Legacy
- First edition
- Author: Alan Judd
- Language: English
- Publisher: HarperCollins
- Publication date: Sep 2001
- Publication place: United Kingdom
- Media type: Print
- Pages: 320
- ISBN: 0-002-25940-0
- Preceded by: A Breed of Heroes
- Followed by: Uncommon Enemy

= Legacy (Judd novel) =

2001 novel by Alan Judd

Set in 1970s London, Legacy is a spy novel by English author Alan Judd. Published in 2001 it continues the story of Charles Thoroughgood, first introduced in his debut novel, A Breed of Heroes, published 20 years earlier. British historian Peter Hennessy described it as 'one of the best spy novels ever'.

==Plot Introduction==
Living in Queensway, London, Charles Thoroughgood has now left the Army and has enrolled with MI6. While he is undergoing basic training in espionage techniques he is asked to make contact with Victor Koslov, whom he knew briefly at Oxford University before he joined the Army.

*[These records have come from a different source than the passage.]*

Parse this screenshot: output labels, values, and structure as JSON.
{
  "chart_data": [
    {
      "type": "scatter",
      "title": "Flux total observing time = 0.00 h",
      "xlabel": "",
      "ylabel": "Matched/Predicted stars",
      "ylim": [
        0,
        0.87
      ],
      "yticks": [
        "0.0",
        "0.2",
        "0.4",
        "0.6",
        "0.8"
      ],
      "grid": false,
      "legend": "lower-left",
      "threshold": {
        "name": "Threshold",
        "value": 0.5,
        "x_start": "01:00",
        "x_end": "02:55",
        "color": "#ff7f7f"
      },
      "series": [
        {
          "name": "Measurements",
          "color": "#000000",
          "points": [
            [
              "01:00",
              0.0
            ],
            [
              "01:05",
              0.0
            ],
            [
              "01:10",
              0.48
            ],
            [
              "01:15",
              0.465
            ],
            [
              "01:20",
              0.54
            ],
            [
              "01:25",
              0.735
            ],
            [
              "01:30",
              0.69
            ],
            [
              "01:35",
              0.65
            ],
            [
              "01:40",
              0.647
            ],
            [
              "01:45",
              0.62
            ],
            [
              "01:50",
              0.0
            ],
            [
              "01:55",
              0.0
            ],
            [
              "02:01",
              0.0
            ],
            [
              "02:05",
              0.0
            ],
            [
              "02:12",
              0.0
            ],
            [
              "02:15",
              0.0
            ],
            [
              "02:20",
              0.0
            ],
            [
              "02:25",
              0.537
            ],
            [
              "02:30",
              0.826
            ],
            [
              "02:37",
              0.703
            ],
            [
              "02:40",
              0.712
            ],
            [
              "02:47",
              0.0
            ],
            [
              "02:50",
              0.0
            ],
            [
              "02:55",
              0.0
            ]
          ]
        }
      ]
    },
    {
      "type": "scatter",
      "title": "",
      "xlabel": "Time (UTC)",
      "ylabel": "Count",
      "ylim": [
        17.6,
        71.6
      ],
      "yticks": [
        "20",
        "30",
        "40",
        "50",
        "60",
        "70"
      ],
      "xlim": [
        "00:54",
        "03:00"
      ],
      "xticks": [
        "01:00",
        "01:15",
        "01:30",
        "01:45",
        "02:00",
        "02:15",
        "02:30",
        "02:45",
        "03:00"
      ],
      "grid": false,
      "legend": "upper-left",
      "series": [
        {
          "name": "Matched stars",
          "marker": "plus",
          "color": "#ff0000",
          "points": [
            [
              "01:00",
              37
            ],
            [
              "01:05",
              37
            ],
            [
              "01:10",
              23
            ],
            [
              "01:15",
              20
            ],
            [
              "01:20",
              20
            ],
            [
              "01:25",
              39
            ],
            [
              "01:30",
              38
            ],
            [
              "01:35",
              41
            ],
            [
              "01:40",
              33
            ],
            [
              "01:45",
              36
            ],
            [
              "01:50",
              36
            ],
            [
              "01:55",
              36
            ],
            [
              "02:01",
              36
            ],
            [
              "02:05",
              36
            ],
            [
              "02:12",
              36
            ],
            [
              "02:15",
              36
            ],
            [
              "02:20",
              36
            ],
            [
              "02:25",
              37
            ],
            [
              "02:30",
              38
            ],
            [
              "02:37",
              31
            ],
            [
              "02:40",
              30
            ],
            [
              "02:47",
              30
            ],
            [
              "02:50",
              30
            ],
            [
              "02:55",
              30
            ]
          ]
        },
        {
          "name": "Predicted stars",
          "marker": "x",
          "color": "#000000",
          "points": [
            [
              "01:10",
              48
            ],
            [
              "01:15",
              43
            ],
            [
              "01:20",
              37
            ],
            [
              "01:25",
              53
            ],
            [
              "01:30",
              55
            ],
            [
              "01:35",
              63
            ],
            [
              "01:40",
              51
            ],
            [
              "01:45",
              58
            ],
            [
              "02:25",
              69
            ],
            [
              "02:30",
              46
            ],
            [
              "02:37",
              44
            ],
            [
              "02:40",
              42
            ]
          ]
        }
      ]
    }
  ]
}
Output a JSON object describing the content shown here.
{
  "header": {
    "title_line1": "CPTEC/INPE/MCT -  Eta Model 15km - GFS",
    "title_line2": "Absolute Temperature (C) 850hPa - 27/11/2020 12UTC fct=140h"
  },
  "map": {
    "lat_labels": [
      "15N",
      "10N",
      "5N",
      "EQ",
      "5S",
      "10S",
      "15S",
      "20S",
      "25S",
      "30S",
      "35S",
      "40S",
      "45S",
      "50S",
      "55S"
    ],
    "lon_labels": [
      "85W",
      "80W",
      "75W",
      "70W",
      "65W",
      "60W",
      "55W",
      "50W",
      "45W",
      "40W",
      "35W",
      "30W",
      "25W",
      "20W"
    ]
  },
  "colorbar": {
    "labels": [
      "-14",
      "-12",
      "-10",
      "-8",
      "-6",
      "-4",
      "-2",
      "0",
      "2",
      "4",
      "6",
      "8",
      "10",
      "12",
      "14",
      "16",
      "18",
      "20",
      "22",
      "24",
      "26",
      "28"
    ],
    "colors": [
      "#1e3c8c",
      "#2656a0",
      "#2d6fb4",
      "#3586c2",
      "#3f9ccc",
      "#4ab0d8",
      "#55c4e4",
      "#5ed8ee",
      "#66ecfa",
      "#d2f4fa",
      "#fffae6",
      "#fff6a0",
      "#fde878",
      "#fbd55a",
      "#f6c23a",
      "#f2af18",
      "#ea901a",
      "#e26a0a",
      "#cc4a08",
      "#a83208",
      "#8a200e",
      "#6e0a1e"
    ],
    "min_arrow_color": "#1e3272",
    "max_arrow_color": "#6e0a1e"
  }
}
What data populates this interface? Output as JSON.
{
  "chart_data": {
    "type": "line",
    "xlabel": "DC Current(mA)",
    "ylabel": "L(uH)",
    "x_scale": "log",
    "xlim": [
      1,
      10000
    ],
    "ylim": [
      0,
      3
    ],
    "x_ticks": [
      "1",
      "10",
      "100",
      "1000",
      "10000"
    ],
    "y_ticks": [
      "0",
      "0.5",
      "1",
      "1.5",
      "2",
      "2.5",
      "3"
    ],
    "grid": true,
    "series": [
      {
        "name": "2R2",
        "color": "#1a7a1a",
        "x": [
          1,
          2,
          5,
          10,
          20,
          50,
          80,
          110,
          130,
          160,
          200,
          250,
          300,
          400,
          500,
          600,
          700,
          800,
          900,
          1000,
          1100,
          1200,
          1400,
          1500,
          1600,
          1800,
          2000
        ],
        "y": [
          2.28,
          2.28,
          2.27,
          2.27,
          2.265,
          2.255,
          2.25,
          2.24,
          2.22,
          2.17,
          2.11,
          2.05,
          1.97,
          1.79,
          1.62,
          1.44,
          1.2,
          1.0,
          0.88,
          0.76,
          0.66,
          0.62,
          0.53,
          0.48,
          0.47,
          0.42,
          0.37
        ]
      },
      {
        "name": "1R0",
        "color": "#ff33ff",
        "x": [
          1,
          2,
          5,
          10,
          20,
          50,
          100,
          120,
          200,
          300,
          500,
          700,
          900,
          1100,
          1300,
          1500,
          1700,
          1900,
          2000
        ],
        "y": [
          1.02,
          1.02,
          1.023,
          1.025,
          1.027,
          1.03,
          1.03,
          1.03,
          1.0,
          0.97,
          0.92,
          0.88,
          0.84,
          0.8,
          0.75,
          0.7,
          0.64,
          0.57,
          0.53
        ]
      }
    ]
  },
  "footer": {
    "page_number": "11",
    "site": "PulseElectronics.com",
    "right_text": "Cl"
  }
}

Victor is now a liaison officer attached to the Soviet Embassy and has been spotted visiting a prostitute. Thoroughgood arranges a "chance" meeting, but Victor tells him that Thoroughgood's father (now dead) was a Soviet spy. Thoroughgood reports back to his mentors, who confirm that it may be true. They also suspect that his father may have been involved in Operation Legacy, the creation of a network of secret caches hidden by the KGB in strategic locations in western countries. Thoroughgood manages to locate one such cache near his childhood home in Beaconsfield. At the conclusion of the book another cache is found in Southwold, near the Sizewell nuclear power stations.

==Reception==
- Kirkus Reviews is positive, "a twisty, accomplished, and engaging Cold War thriller", finishing with "The conclusion plays out a bit too neatly, but, still: savory, cozy, nicely textured, and very British"
- The Daily Telegraph agrees, "Employing a number of intricate and entertaining twists, Legacy takes us back to John le Carré and the golden age of spy novels. This is a secret service run by avuncular civil servants who commute from Kent and Surrey, spend the weekends digging their gardens, and, in the sleepy and indirect manner of well-clubbed gentlemen, play brilliant endgames that protect us against enemies without and within".
- Joanne Ahern writing for RTÉ.ie says: "Although award-winning author Alan Judd spins a wholly believable and interesting tale the book is terribly slow-moving in places and Thoroughgood, like his name, is not a very exciting character. However, the book is redeemed by its surprise ending."

==Publication history==
- 2001, UK, HarperCollins, ISBN 0-00-225940-0, Pub date 17 Sep 2001, Hardback
- 2002, UK, Isis, ISBN 0-7531-1496-8, Pub date Jun 2002, Audio Cassette
- 2002, UK, HarperCollins, ISBN 0-00-651356-5, Pub date 21 Oct 2002, Paperback
- 2003, US, Knopf, ISBN 0-375-41484-3, Pub date 08 Apr 2003, Hardback
- 2004, US, Vintage, ISBN 1-4000-3081-1, Pub date Nov 2004, Paperback
- 2009, UK, Harpercollins, ISBN 0-00-733030-8, Pub date 01 Jul 2009, Paperback
- 2012, UK, Simon & Schuster, ISBN 1-84739-773-5, Pub date 05 Jan 2012, Paperback

==Television adaptation==
The novel was adapted for television by the BBC in 2013.